As well as a free tool for marketing technology, the IP Net platform allows technology seekers to advertise for technologies that they are looking for. The system offers users tailored feeds of quality technology email alerts in a very succinct format, allowing people to review a large number of technology innovations very quickly.
Commenting on the creation of IP Net, UMIP’s Head of Market Development Mark Thompson said: "The feedback we have had from users has been excellent, as the whole system is designed to be extremely simple and easy to use, and it delivers high quality information in a very digestible format. Although take-up by large technology companies has been very strong, this is also the first system which is particularly suitable for SMEs to use to either market their technology or seek out innovations. It is as easy to use as as Ebay but is of course free!"

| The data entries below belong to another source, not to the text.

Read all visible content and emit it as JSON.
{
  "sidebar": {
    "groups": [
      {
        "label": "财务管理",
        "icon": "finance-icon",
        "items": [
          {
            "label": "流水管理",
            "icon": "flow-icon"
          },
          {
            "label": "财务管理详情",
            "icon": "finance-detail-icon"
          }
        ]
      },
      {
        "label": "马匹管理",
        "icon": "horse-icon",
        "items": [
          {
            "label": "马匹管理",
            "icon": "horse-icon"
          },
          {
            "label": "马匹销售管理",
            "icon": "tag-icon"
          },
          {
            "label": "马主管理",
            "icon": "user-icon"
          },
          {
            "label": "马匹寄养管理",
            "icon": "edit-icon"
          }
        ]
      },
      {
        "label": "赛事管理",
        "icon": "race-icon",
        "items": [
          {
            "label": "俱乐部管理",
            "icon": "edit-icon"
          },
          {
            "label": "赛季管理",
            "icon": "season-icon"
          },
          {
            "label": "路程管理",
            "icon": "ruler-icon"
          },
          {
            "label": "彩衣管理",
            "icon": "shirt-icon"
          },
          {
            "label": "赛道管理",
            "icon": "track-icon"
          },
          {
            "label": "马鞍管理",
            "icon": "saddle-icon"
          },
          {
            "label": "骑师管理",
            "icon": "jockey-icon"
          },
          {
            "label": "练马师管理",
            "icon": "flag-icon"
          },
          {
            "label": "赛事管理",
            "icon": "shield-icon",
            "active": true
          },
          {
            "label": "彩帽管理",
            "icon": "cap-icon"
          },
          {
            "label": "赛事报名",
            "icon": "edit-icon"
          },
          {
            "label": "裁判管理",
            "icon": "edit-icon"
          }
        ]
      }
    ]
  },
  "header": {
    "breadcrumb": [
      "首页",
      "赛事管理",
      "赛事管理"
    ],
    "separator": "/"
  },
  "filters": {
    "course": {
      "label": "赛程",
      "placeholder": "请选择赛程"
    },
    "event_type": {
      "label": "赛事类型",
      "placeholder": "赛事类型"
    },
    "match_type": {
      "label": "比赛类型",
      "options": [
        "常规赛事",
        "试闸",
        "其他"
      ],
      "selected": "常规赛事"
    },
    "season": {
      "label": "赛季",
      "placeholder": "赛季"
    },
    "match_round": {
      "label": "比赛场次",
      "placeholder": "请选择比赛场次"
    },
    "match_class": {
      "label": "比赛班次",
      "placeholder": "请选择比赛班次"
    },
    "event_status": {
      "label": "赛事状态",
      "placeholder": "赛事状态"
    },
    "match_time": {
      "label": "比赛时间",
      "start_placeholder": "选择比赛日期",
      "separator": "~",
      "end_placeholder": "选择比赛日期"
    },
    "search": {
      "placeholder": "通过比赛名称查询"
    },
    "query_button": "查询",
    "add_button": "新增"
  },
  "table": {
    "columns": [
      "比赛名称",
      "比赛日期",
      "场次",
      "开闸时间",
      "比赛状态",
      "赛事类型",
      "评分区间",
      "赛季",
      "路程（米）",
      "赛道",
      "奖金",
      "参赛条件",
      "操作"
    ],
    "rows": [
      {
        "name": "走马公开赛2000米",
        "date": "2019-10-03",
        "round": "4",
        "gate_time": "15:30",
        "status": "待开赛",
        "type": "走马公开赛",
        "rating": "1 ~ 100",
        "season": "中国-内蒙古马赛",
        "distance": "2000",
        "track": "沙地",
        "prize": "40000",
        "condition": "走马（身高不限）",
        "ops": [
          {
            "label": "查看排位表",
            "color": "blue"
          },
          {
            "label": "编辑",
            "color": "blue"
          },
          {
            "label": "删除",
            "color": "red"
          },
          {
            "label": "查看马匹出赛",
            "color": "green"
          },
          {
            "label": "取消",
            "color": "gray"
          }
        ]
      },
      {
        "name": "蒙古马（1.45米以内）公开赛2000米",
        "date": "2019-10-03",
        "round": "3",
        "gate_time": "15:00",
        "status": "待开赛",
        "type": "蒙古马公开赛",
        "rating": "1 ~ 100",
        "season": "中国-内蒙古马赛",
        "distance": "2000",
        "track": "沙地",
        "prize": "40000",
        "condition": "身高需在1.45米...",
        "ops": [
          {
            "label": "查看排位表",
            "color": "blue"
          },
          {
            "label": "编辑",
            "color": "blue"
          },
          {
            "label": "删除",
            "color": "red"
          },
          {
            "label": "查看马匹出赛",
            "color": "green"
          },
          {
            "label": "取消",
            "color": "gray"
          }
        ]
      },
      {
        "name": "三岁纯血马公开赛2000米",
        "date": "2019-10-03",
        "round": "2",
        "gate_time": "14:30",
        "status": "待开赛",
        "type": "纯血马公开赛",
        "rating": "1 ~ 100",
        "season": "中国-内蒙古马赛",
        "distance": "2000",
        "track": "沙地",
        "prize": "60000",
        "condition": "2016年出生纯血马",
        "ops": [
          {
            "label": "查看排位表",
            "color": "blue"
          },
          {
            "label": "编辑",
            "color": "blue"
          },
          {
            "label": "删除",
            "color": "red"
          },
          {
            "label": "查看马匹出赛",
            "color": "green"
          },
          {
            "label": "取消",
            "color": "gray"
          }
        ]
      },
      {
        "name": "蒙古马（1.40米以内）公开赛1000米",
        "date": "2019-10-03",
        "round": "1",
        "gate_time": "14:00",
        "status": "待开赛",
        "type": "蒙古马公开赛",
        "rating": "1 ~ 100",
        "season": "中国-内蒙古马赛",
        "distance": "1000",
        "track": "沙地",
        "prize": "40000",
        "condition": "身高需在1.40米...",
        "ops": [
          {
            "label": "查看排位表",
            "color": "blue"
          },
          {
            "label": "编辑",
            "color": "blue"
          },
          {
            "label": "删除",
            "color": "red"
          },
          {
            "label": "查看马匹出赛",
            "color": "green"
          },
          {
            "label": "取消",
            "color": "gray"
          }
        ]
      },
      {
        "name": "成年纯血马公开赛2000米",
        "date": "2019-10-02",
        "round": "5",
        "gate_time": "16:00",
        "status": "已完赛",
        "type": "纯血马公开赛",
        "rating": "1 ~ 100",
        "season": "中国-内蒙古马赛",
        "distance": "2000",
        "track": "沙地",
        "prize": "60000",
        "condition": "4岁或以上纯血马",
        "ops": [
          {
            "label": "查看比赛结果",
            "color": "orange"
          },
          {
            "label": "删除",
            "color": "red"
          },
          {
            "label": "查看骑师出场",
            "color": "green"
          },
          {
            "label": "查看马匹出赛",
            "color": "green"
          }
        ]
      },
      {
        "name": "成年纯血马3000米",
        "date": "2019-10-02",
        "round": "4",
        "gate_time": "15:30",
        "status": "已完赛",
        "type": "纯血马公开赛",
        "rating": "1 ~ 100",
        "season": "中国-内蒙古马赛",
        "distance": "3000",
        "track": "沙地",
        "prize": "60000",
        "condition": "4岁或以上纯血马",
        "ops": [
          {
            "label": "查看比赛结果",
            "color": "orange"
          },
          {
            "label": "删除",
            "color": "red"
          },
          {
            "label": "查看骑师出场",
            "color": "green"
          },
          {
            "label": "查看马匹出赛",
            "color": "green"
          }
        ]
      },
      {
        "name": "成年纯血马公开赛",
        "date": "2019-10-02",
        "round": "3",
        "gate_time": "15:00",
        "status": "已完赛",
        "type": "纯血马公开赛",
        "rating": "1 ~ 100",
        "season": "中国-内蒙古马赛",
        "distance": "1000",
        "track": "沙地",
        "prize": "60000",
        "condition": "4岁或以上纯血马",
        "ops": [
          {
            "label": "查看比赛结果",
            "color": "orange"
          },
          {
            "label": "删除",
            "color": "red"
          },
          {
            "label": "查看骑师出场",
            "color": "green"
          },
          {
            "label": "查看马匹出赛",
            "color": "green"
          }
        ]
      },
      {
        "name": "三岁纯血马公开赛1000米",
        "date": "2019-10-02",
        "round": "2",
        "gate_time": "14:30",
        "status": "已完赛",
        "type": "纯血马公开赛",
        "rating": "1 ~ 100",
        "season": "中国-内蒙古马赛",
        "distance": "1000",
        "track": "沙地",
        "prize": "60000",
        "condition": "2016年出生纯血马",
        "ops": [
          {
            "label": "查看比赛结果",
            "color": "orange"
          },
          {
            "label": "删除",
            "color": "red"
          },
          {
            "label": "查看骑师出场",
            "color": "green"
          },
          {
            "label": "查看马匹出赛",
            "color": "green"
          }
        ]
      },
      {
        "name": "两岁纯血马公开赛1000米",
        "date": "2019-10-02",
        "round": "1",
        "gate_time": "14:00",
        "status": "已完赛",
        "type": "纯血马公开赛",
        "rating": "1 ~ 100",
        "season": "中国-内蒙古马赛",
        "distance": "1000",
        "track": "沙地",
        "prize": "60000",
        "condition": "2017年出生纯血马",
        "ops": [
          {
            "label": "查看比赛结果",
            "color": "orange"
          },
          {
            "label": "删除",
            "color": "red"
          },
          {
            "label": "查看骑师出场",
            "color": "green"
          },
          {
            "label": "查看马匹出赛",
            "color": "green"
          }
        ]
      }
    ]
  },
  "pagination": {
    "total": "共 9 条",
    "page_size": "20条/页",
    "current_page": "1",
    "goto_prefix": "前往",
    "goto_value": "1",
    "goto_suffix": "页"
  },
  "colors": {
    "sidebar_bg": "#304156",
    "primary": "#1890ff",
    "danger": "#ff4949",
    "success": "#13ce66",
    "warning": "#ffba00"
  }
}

BAE Systems’ Director for Technology and Engineering Services James Baker said: "The ability to engage with and access the innovation and know-how within the academic and SME communities is key to enabling BAE Systems to deliver world-leading capability to the armed forces. The approach piloted by UMIP provided us with easy, timely access to available technologies from many universities. We are delighted to support the latest developments which will allow the service to be scaled-up and also enable effective and efficient communication of our technology needs, supporting BAE Systems’ continued engagement with innovative companies and academia."
He continues: "Any technology professional in any country can use the system and, as there are no costs and no intermediaries taking a percentage, it removes all barriers. Once they have registeredusers simply upload their information using a web form in straight forward industry language. More importantly, this makes all the data easy and interesting to browse. Once a user identifies a potential match the two parties can directly contact each other."
"The system is also being promoted in Taiwan and China and is seen as a powerful future East-West gateway for technology."